Webber, speaking to Cult Following back in July 2025, said he did not believe the band would ever get back together after their successful reunion tour performances in 2011 and 2012. The guitarist, who released the book I’m With Pulp, Are You? to rave reviews, said: “I was going through boxes in the spare room, and I came across all this Pulp stuff, which I hadn’t looked at for years, because obviously the group hadn’t been active for a while.
“I started to go through it, and it had been so long that I was discovering things that I’d forgotten I had, photos that I wasn’t sure where they were taken or what was going on. It just seemed kind of interesting. At this point, there was no suggestion that we would get back together again. I mean, I thought Pulp was finished at that point.
“I rediscovered all this stuff and then through a mutual friend, the publisher at Hat and Beard got in touch with me because he was thinking of doing a book about Pulp. But he wanted to do a book about the Different Class album.” The reunion was not just a chance for Cocker to get back into the spotlight, but marked a deadline for Webber’s Pulp history book.

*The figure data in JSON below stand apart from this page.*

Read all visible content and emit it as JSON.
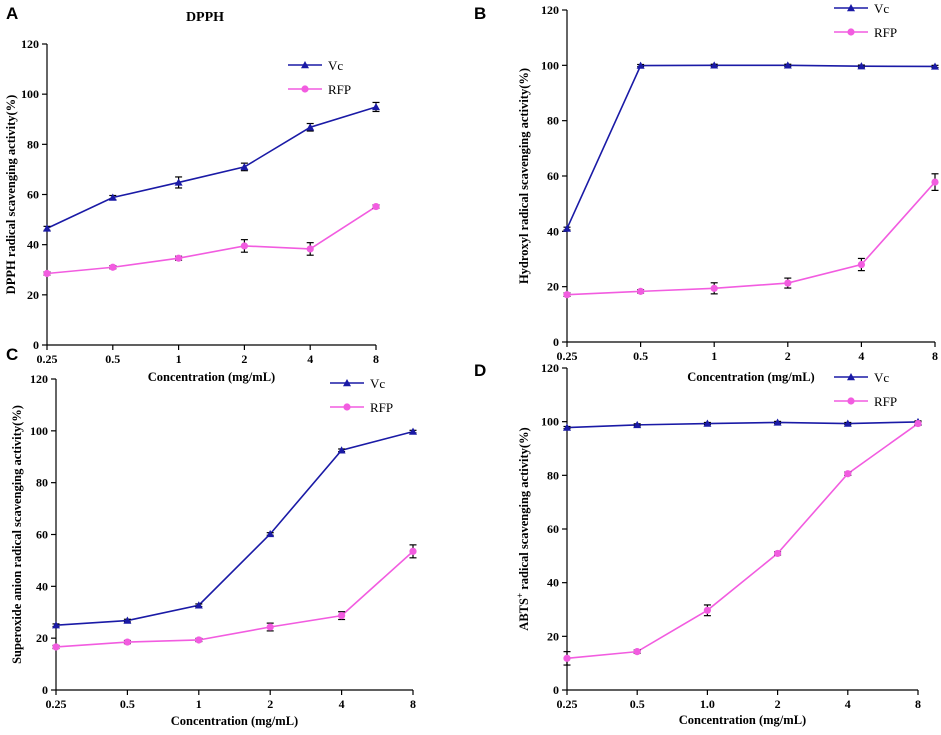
{
  "colors": {
    "vc": "#1a1aa6",
    "rfp": "#f25ce0",
    "axis": "#000000"
  },
  "chart_data": [
    {
      "panel": "A",
      "type": "line",
      "title": "DPPH",
      "xlabel": "Concentration (mg/mL)",
      "ylabel": "DPPH radical scavenging activity(%)",
      "categories": [
        "0.25",
        "0.5",
        "1",
        "2",
        "4",
        "8"
      ],
      "ylim": [
        0,
        120
      ],
      "yticks": [
        0,
        20,
        40,
        60,
        80,
        100,
        120
      ],
      "legend_position": "top-right",
      "series": [
        {
          "name": "Vc",
          "marker": "triangle",
          "values": [
            46.5,
            58.8,
            64.8,
            71.0,
            86.8,
            94.9
          ],
          "errors": [
            0.8,
            0.8,
            2.2,
            1.5,
            1.5,
            1.8
          ]
        },
        {
          "name": "RFP",
          "marker": "circle",
          "values": [
            28.5,
            31.0,
            34.6,
            39.5,
            38.3,
            55.2
          ],
          "errors": [
            0.6,
            0.6,
            0.8,
            2.5,
            2.5,
            0.6
          ]
        }
      ]
    },
    {
      "panel": "B",
      "type": "line",
      "title": "",
      "xlabel": "Concentration (mg/mL)",
      "ylabel": "Hydroxyl radical scavenging activity(%)",
      "categories": [
        "0.25",
        "0.5",
        "1",
        "2",
        "4",
        "8"
      ],
      "ylim": [
        0,
        120
      ],
      "yticks": [
        0,
        20,
        40,
        60,
        80,
        100,
        120
      ],
      "legend_position": "top-right",
      "series": [
        {
          "name": "Vc",
          "marker": "triangle",
          "values": [
            41.0,
            99.9,
            100.0,
            100.0,
            99.7,
            99.6
          ],
          "errors": [
            0.5,
            0.4,
            0.4,
            0.4,
            0.4,
            0.4
          ]
        },
        {
          "name": "RFP",
          "marker": "circle",
          "values": [
            17.1,
            18.3,
            19.4,
            21.3,
            28.0,
            57.8
          ],
          "errors": [
            0.6,
            0.6,
            2.0,
            1.8,
            2.2,
            3.0
          ]
        }
      ]
    },
    {
      "panel": "C",
      "type": "line",
      "title": "",
      "xlabel": "Concentration (mg/mL)",
      "ylabel": "Superoxide anion radical scavenging activity(%)",
      "categories": [
        "0.25",
        "0.5",
        "1",
        "2",
        "4",
        "8"
      ],
      "ylim": [
        0,
        120
      ],
      "yticks": [
        0,
        20,
        40,
        60,
        80,
        100,
        120
      ],
      "legend_position": "top-right",
      "series": [
        {
          "name": "Vc",
          "marker": "triangle",
          "values": [
            25.0,
            26.8,
            32.7,
            60.2,
            92.5,
            99.7
          ],
          "errors": [
            0.5,
            0.5,
            0.5,
            0.5,
            0.5,
            0.5
          ]
        },
        {
          "name": "RFP",
          "marker": "circle",
          "values": [
            16.6,
            18.5,
            19.3,
            24.3,
            28.7,
            53.5
          ],
          "errors": [
            0.6,
            0.6,
            0.6,
            1.5,
            1.5,
            2.5
          ]
        }
      ]
    },
    {
      "panel": "D",
      "type": "line",
      "title": "",
      "xlabel": "Concentration (mg/mL)",
      "ylabel_prefix": "ABTS",
      "ylabel_sup": "+",
      "ylabel_suffix": " radical scavenging activity(%)",
      "categories": [
        "0.25",
        "0.5",
        "1.0",
        "2",
        "4",
        "8"
      ],
      "ylim": [
        0,
        120
      ],
      "yticks": [
        0,
        20,
        40,
        60,
        80,
        100,
        120
      ],
      "legend_position": "top-right",
      "series": [
        {
          "name": "Vc",
          "marker": "triangle",
          "values": [
            97.8,
            98.8,
            99.3,
            99.7,
            99.3,
            99.9
          ],
          "errors": [
            0.4,
            0.4,
            0.4,
            0.4,
            0.4,
            0.4
          ]
        },
        {
          "name": "RFP",
          "marker": "circle",
          "values": [
            11.8,
            14.3,
            29.7,
            50.9,
            80.6,
            99.3
          ],
          "errors": [
            2.5,
            0.6,
            2.0,
            0.6,
            0.6,
            0.6
          ]
        }
      ]
    }
  ]
}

He explained: “I guess it was 2022 when we first started talking about getting back together and playing. That, on the one hand, held me up a bit more. But on the other hand, it gave me a deadline to aim for because it seemed like there would be interest in the group, and maybe that would be a good time to publish it.
“I didn’t think we would get back together. The few times when I had seen Jarvis [Cocker], and it had come up in a conversation, he didn’t seem interested. I thought it wasn’t going to happen. But then he came around to the idea. I think everyone was into the idea. At first, the commitment was just for those fourteen or so UK shows in 2023. We thought that would be it. But then, obviously, once word gets out, people all over want you to go and play in different countries.
“We didn’t want to agree to doing any more until we played a few shows and got the vibe. But it was kind of amazing, the response. That encouraged us to do more, and then some new songs started to appear. And then it was, ‘Well, shall we make a record?’ We were more hesitant about committing to that.”